Culture At Large

Cursed children and redemptive action in Ethiopia’s Omo valley

Clayton Carlson

Lale Labuko, a National Geographic Emerging Explorer, was born about 30 years ago into the Kara tribe in the Omo valley of Ethiopia. It is, to this day, a world of straw huts, ritualistic dance and rain gods, yet Labuko is living a life that evokes what was accomplished on the cross of Christ.

When he was about 15, Labuko observed a group of tribal elders tear a 2-year-old boy from his sobbing mother and run away toward the river. That night, Labuko's mother shared with him the dark rituals of their tribe, in which children are declared cursed or mingi. There are three ways children can be deemed mingi: if their top teeth grow in before the bottom ones; if they are born outside of wedlock; if they born without three blessings from the tribal elders. Whatever the cause, the result of being declared mingi is death. Some infants or toddlers are left in the bush to die from wild animals or starvation. Others are thrown from a cliff into a river. It’s believed that permitting a mingi child to live would result in sickness and drought for the whole tribe.

At the encouragement of missionaries and with the permission of his father, Labuko was given a formal education that enabled him to see beyond his tribal worldview. Once Labuko completed his education, he met with the elders of the Kara tribe and praised the rich culture they maintained. But he begged them to stop the mingi killings. The elders reminded him of the consequences of letting these children live. In response, Labuko said, "Could you give me a child? Maybe the curse will follow me."

Labuko has rescued 37 children and convinced tribal elders to stop the mingi killings. He is now working to convince other Omo valley tribes.

We look to these children to answer the question: what is the appropriate response of the redeemed?

Mingi killings show with heart-breaking clarity the brokenness of our fallen world. But Labuko's actions - his willingness to risk and then dedicate his life to restoring justice for these mingi children - show with equal clarity the redemptive work being done between now and the new creation.

What must it be like to be one of Labuko's 37 children? Eventually, they will grow to know that they were destined for death, but that they were saved from death – redeemed - by the man they call Father. The children will learn that while they did nothing to deserve it, he chose to love them. Labuko houses them, feeds them, sends them to school and teaches them to use modern technology. How will they respond to the blessings Labuko has given them?
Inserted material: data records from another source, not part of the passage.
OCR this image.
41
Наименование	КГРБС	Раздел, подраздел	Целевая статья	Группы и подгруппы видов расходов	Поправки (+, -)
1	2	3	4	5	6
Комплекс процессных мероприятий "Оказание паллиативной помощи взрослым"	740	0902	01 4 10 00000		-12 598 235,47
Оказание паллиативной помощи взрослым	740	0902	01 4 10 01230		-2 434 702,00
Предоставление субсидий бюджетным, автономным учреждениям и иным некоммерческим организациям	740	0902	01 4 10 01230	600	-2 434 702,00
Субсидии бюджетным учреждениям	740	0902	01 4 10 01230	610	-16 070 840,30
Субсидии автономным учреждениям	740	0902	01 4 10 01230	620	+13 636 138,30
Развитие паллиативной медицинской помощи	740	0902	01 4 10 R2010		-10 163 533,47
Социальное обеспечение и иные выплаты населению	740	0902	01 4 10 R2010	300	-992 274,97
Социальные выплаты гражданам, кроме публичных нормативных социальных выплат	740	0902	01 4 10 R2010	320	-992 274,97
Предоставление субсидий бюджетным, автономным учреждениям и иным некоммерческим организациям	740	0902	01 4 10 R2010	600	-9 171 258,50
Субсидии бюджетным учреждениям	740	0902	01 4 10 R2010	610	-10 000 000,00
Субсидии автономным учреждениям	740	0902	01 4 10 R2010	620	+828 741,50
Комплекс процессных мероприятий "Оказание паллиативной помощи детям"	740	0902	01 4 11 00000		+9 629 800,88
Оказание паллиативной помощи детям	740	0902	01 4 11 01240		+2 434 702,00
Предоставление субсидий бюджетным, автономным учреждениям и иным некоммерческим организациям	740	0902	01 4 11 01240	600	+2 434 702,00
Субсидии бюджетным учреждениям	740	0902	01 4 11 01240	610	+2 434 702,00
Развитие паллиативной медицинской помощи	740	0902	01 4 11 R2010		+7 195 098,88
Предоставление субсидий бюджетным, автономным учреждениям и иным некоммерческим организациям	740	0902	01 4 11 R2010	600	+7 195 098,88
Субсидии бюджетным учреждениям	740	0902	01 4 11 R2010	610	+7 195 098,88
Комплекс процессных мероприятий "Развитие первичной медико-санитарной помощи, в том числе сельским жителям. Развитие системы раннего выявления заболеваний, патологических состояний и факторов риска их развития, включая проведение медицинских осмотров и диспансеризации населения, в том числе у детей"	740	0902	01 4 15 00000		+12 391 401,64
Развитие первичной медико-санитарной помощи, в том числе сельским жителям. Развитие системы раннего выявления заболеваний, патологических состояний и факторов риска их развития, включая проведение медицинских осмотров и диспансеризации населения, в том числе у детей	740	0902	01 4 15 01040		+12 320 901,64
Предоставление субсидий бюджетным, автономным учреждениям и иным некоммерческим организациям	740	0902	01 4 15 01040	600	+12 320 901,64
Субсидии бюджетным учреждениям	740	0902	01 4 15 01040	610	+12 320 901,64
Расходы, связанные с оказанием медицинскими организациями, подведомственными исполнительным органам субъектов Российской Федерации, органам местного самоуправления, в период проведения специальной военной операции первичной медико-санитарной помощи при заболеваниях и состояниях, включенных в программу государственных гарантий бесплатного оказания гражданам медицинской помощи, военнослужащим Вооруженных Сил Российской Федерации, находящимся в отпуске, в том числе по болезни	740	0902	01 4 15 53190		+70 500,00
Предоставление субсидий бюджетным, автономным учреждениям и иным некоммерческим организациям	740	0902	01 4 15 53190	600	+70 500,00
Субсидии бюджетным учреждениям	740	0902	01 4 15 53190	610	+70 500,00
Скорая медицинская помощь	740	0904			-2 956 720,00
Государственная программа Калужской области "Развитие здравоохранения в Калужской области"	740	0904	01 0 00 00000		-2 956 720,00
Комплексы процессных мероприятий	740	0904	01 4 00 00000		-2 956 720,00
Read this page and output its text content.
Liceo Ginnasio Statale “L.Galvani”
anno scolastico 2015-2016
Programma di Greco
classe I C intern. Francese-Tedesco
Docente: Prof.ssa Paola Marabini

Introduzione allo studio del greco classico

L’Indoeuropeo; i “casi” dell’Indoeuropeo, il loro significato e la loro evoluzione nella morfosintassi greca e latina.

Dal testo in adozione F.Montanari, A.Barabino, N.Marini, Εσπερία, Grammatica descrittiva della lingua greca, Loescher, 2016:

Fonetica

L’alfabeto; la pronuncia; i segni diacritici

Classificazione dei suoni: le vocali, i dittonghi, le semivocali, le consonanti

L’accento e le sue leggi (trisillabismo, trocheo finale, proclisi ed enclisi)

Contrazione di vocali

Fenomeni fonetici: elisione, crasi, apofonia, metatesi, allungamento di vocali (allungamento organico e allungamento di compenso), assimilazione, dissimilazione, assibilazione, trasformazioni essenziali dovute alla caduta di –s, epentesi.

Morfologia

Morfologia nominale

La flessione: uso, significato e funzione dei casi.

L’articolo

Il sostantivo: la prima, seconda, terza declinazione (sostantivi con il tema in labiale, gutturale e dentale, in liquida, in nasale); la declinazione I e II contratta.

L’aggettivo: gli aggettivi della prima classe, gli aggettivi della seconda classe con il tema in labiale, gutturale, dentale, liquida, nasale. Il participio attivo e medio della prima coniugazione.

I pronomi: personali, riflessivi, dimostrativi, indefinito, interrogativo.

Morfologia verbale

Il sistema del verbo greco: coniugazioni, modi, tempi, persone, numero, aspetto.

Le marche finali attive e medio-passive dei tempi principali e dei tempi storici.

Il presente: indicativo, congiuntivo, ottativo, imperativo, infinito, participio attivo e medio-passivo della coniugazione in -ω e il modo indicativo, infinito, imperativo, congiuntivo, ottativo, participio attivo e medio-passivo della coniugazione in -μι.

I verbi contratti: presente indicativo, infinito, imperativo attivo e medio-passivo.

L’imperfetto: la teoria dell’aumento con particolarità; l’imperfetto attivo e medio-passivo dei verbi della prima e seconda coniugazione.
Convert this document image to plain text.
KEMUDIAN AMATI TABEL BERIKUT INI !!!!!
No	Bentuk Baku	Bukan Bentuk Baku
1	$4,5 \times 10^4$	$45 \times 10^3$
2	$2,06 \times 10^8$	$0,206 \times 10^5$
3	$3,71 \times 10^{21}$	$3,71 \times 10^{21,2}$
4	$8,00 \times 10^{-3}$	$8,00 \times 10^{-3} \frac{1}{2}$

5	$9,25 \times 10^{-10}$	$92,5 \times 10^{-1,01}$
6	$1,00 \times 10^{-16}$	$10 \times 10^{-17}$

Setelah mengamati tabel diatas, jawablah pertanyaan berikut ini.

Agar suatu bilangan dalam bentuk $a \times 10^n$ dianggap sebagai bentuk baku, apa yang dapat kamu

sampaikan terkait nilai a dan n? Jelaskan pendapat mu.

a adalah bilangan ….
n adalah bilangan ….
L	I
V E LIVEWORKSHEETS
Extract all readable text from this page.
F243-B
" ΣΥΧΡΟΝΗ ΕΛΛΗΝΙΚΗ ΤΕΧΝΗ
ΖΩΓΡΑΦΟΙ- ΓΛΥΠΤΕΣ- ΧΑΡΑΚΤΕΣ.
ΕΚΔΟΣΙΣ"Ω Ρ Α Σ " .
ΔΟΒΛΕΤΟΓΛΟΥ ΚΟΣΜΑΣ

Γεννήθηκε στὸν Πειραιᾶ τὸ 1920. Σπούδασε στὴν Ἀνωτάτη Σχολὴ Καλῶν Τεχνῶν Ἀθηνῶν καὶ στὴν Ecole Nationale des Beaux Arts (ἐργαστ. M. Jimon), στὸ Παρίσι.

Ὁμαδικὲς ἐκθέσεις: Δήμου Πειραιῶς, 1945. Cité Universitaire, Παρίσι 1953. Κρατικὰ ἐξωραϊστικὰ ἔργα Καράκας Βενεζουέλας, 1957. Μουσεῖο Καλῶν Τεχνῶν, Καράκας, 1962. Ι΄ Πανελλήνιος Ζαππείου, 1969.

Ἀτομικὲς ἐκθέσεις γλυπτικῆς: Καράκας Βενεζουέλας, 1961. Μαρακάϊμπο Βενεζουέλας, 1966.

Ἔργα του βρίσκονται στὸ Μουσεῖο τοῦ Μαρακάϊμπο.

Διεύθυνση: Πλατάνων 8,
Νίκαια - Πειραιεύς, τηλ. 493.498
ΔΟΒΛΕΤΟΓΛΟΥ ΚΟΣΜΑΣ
This is striking, of course, because we were destined for death. In Romans we are reminded that "all have sinned and fallen short," that "the wages of sin is death" and that "while we were yet sinners, Christ died for us.” We look to these children to answer the question: what is the appropriate response of the redeemed?

One response Labuko reminds us of is to fight systematic injustice, even when embedded within the prevailing worldview. We are called to do so even when the costs might be great. May we have the courage to be coworkers with Christ redeeming a fallen world for the sake of the one who said for us, "let the curse fall on me."